Ali Khamenei (Guide suprême de l’Iran de 1989 jusqu’à sa mort en 2026) était l’autorité centrale du système clérical et sécuritaire de la République islamique. Mojtaba Khamenei (son fils et successeur, élevé à cette fonction en mars 2026 selon les médias d’État iraniens) est un religieux associé de longue date aux réseaux de la ligne dure. Téhéran (capitale de l’Iran) abrite la présidence, le parlement et l’appareil sécuritaire. Qom (grande ville de séminaires chiites au sud de Téhéran) est centrale dans l’establishment clérical iranien. Mashhad (ville natale de Khamenei dans le nord-est de l’Iran) abrite le Imam Reza Shrine, l’un des plus importants lieux de pèlerinage de l’islam chiite. IRIB (Islamic Republic of Iran Broadcasting, radiodiffuseur public iranien) est le média d’État cité pour le calendrier des funérailles. Shehbaz Sharif (Premier ministre du Pakistan depuis 2024) est intervenu publiquement comme médiateur dans la dernière séquence diplomatique. Abbas Araghchi (ministre iranien des Affaires étrangères) est la principale voix publique de Téhéran dans les discussions avec Washington.

Background

Les médias d’État iraniens affirment que les funérailles de Khamenei ont été reportées après le début de la guerre le 28 février 2026, un écart frappant par rapport à l’enterrement rapide normalement attendu dans la pratique islamique. La dernière transition comparable remonte à juin 1989, lorsque l’ayatollah Ruhollah Khomeini est mort et que Khamenei a été choisi comme Guide suprême. Les recherches d’Alireza Nader et de S. R. Bohandy pour RAND avaient déjà présenté la succession comme un test de résistance central pour la République islamique, car le Guide suprême se situe au-dessus des institutions élues, des services de sécurité et du pouvoir judiciaire. La succession de 2026 s’est déroulée sous contraintes de guerre plutôt que selon une chorégraphie cléricale normale.

OIS Intelligence

Opposing perspectives

  1. Autorités étatiques iraniennes

    Les médias d’État iraniens présentent les cérémonies de juillet comme un adieu national ordonné qui rétablit le rituel public après le report dû à la guerre. Selon cette lecture, la procession à travers Téhéran, Qom et Mashhad vise à montrer une continuité entre Khomeini, Ali Khamenei et Mojtaba Khamenei malgré la pression militaire et une succession contestée.

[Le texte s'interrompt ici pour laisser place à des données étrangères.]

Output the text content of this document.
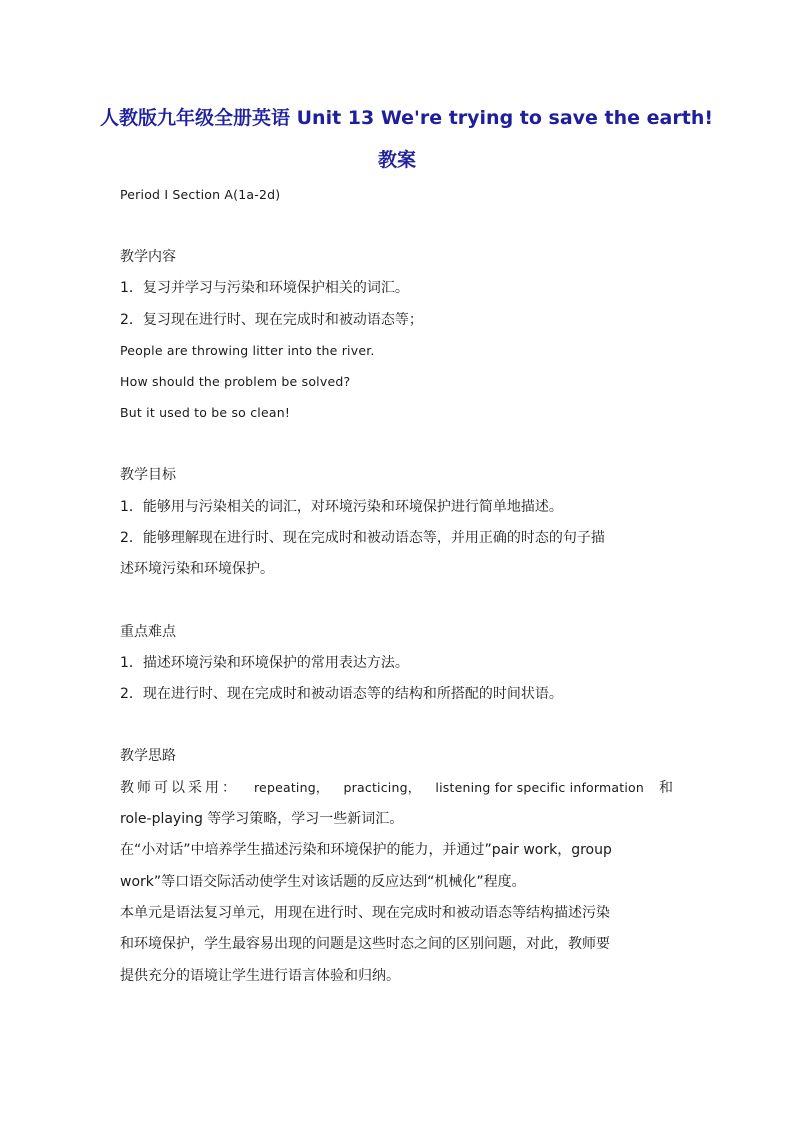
人教版九年级全册英语 Unit 13 We're trying to save the earth!
教案
Period I Section A(1a-2d)
教学内容
1．复习并学习与污染和环境保护相关的词汇。
2．复习现在进行时、现在完成时和被动语态等；
People are throwing litter into the river.
How should the problem be solved?
But it used to be so clean!
教学目标
1．能够用与污染相关的词汇，对环境污染和环境保护进行简单地描述。
2．能够理解现在进行时、现在完成时和被动语态等，并用正确的时态的句子描
述环境污染和环境保护。
重点难点
1．描述环境污染和环境保护的常用表达方法。
2．现在进行时、现在完成时和被动语态等的结构和所搭配的时间状语。
教学思路
教师可以采用： repeating， practicing， listening for specific information 和
role-playing 等学习策略，学习一些新词汇。
在“小对话”中培养学生描述污染和环境保护的能力，并通过”pair work，group
work”等口语交际活动使学生对该话题的反应达到“机械化”程度。
本单元是语法复习单元，用现在进行时、现在完成时和被动语态等结构描述污染
和环境保护，学生最容易出现的问题是这些时态之间的区别问题，对此，教师要
提供充分的语境让学生进行语言体验和归纳。
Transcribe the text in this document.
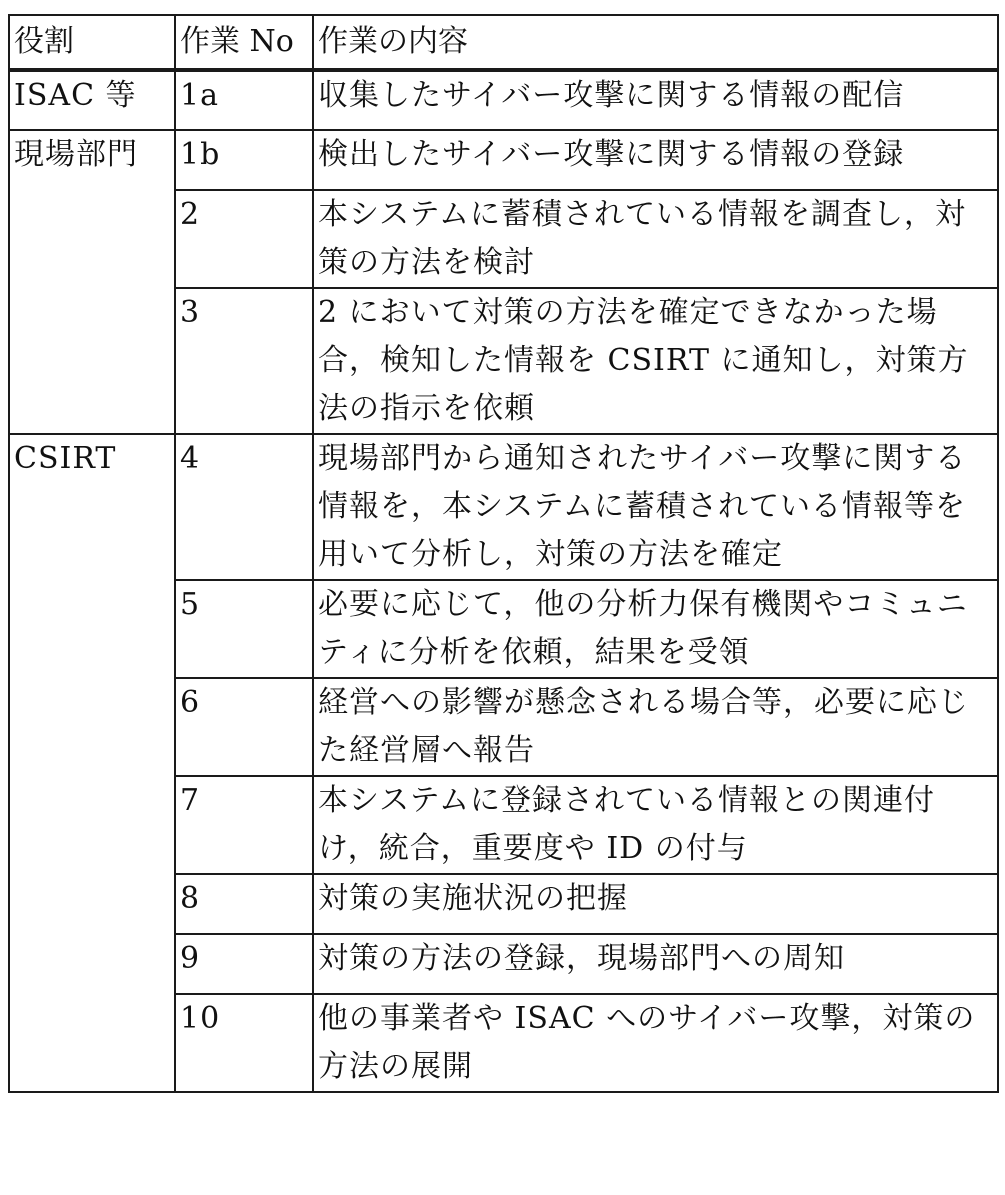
役割	作業 No	作業の内容
ISAC 等	1a	収集したサイバー攻撃に関する情報の配信
現場部門	1b	検出したサイバー攻撃に関する情報の登録
	2	本システムに蓄積されている情報を調査し，対策の方法を検討
	3	2 において対策の方法を確定できなかった場合，検知した情報を CSIRT に通知し，対策方法の指示を依頼
CSIRT	4	現場部門から通知されたサイバー攻撃に関する情報を，本システムに蓄積されている情報等を用いて分析し，対策の方法を確定
	5	必要に応じて，他の分析力保有機関やコミュニティに分析を依頼，結果を受領
	6	経営への影響が懸念される場合等，必要に応じた経営層へ報告
	7	本システムに登録されている情報との関連付け，統合，重要度や ID の付与
	8	対策の実施状況の把握
	9	対策の方法の登録，現場部門への周知
	10	他の事業者や ISAC へのサイバー攻撃，対策の方法の展開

  2. Faucons sécuritaires américains et israéliens

    Les faucons américains et israéliens présenteraient les funérailles retardées comme la preuve que les frappes ont affaibli la structure de commandement iranienne et forcé Téhéran à une gestion de crise réactive. Leur argument le plus fort est que la pression a produit des négociations et limité la portée régionale de l’Iran, même si elle a aussi accru les risques d’escalade.

  3. Camp européen de la désescalade

    Les gouvernements européens axés sur la désescalade verraient les funérailles comme un moment symbolique volatil qui pourrait soit consolider un cessez-le-feu, soit devenir une plateforme de nouvelles représailles. Leur argument le plus solide est que le transport maritime dans le Golfe, la diplomatie nucléaire et les répercussions régionales exigent de la retenue plutôt qu’un nouveau cycle de menaces publiques.

  4. Opposition iranienne et groupes de la diaspora

    Des figures de l’opposition iranienne et des groupes de la diaspora soutiendraient que les funérailles d’État visent à fabriquer l’unité autour d’une succession que de nombreux Iraniens n’ont pas choisie. Leur argument le plus fort est que les rituels de deuil ne peuvent pas résoudre les griefs plus profonds liés à la répression, à l’isolement économique et au rôle des services de sécurité dans la politique.